Baker identified three main thrusts to the current offensive- the attack on union funding, check off for union subs in government employment to be ended as a first stage, the objective being to reduce Labour funding while their own goes through the roof. The Blair failure to secure funding systems becomes a key failure of New Labour in power. However the attack on the BBC, identified correctly by Baker, is pure ideology and would not have happened under New Labour.
Meanwhile boundary changes are being forced through, which will impact on Labour and other parties, allowing the Tories to look on a majority at the next election almost automatically. At the very least, these should be suspended while investigation takes place of obstacles to registration and the disappearance of millions of voters from the system – something worrying councils as it affects the money they get for services. However as Mary Southcott argued in the last (July) Chartist, the Tories only want the low hanging fruit to be on the register, the Tory inclined middle classes.
This puts the old centre left concern for PR even further from the agenda as far as I can see. It was clear from May 7th that it no longer helped the centre left – UKIP would have entered government on that scenario, not the Greens – while the attraction of electoral reform had already declined after the failure of the AV referendum. The Tories could and would argue that a change in the system was designed to move the goalposts to defeat them illegitimately – and such an argument would resonate with a public that has voted for FPTP and thinks – wrongly – that their majority in parliament means a majority of votes. In reality this is a minority government with majority power, and the Tories claim a democratic legitimacy they do not have in reality. Labour, alas, is not inclined to contest the point.
This has been clear in the Labour leadership election, where electoral reform has been virtually invisible. While it is now clear that the position is a shoe in for anti-Establishment candidate Jeremy Corbyn, this leaves the basic issue of party democracy unchallenged.
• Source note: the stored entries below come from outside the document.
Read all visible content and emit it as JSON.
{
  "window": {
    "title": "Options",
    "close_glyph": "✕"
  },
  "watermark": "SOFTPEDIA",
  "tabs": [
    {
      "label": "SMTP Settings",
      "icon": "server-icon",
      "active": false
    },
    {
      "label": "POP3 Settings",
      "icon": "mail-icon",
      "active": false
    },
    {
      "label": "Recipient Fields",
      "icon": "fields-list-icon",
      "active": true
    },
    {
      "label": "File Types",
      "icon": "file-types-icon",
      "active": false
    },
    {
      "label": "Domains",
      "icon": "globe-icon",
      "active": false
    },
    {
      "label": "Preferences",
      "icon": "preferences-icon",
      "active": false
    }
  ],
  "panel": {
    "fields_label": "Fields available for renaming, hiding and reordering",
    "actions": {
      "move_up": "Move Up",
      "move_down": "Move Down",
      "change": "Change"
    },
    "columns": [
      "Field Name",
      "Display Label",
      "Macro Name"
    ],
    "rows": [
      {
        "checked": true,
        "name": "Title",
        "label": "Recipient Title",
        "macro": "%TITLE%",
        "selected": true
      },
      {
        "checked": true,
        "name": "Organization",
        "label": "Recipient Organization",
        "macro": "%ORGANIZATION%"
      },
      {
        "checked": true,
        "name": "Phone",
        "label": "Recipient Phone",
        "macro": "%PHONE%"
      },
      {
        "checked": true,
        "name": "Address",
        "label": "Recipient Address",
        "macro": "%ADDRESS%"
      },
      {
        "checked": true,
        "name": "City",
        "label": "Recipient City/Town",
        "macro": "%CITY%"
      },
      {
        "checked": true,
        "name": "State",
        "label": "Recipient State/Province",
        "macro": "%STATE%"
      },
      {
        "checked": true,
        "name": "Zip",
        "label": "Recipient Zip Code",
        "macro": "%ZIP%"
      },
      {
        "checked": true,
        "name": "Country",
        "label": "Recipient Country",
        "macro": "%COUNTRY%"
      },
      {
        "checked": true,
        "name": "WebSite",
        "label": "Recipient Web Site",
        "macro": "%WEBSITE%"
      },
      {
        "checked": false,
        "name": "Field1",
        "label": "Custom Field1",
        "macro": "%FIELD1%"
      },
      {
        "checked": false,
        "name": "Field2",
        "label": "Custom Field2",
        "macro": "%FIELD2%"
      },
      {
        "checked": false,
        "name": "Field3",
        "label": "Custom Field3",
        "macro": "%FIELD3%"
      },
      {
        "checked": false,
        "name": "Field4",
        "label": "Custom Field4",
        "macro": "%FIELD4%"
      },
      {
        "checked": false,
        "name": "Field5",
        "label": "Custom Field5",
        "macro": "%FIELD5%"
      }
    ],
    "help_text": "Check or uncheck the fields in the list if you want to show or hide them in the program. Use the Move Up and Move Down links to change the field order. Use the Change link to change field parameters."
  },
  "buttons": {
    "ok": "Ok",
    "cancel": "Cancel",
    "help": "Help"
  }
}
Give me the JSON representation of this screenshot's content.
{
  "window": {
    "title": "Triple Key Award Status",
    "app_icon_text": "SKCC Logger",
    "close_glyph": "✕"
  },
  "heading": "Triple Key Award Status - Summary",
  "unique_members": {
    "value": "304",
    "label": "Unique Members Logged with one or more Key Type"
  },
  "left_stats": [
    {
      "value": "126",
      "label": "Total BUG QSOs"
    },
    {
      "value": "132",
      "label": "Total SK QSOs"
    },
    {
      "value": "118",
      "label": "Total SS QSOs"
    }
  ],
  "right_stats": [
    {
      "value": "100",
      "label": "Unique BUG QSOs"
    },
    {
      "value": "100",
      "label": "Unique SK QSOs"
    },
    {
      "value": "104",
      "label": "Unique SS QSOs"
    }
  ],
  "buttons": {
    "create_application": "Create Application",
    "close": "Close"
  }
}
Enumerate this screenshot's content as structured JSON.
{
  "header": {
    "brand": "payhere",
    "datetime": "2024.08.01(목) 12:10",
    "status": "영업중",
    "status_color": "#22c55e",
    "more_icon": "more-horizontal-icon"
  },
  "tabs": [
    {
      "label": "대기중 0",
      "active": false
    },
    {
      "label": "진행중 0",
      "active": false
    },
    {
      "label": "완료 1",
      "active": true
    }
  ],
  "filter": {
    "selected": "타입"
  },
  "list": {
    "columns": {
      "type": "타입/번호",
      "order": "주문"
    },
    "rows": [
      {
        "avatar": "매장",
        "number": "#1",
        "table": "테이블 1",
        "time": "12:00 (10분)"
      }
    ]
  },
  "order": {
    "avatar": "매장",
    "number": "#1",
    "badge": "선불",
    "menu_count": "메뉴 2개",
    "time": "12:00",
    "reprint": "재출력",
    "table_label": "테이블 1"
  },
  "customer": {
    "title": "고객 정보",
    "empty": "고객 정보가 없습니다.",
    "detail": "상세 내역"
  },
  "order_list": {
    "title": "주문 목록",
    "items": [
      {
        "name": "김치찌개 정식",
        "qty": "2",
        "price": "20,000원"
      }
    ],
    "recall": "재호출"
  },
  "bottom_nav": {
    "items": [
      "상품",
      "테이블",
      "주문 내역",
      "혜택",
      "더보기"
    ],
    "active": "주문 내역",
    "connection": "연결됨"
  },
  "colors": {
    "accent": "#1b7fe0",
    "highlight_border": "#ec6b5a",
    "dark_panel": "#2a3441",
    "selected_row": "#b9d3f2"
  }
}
Early in the campaign there was some talk of the need to make the party leadership changeable, a basic democratic requirement shown very clearly by Gordon Brown hanging on in 2009 to 2010 when he was obviously going to lose the election. Miliband was also a dead duck after the Euro elections, but it is impossible for Labour to remove failing leaders – one of the many ways the Tories are so much better at real politik than Labour is. Labour has not removed its leader since 1935. The only way to do it under current rules is by a parliamentary revolt, and this the M Ps have never done effectively, the coup against Brown being particularly badly run.
One of the reasons Corbyn gained impetus early on is, I would imagine, a statement he made on Newsnight in June, when he said “I think there should be an opportunity to elect or not elect the leader regularly, every one or two years – so that we shouldn’t go into this idea that ‘the leader’s vulnerable, we’ve got to get rid of the leader or not get rid of the leader’, because the system is already in place. Bring back democracy into the Labour Party and the labour movement”. Its one of the better things he has said, but not much heard of recently.
The wider movement should pick this up and run with it. Annual elections would be impossible, and an all member ballot on the present farcical system would provide four months of chaos, but a vote at conference is feasible. Whatever the system, if Labour is to take part in a defence of democracy against the one party Tory state, it has to start within its own ranks.

Trevor Fisher                                                              

1 COMMENT

  1. Trevor raises an important question with wide ramifications. What are the contenders’ party democracy credentials, and future plans?

    On Leader/Deputy leader, the trigger process currently rests with the PLP which will need no encouragement, but may be constrained by the extent of the victor’s mandate or their place on the political spectrum if Corbyn were trumped by second/third preferences. A better approach would be to reintroduce the annual nomination process – which (in theory) gave all stakeholders an opportunity to call time on a leader/deputy leader – by putting forward other names through their CLPs/affiliated unions or socialist societies ahead of Conference.

    Time to revive the Labour Democratic Network (successor to Save the Labour Party, which Trevor founded with Gaye Johnston and Mark James)?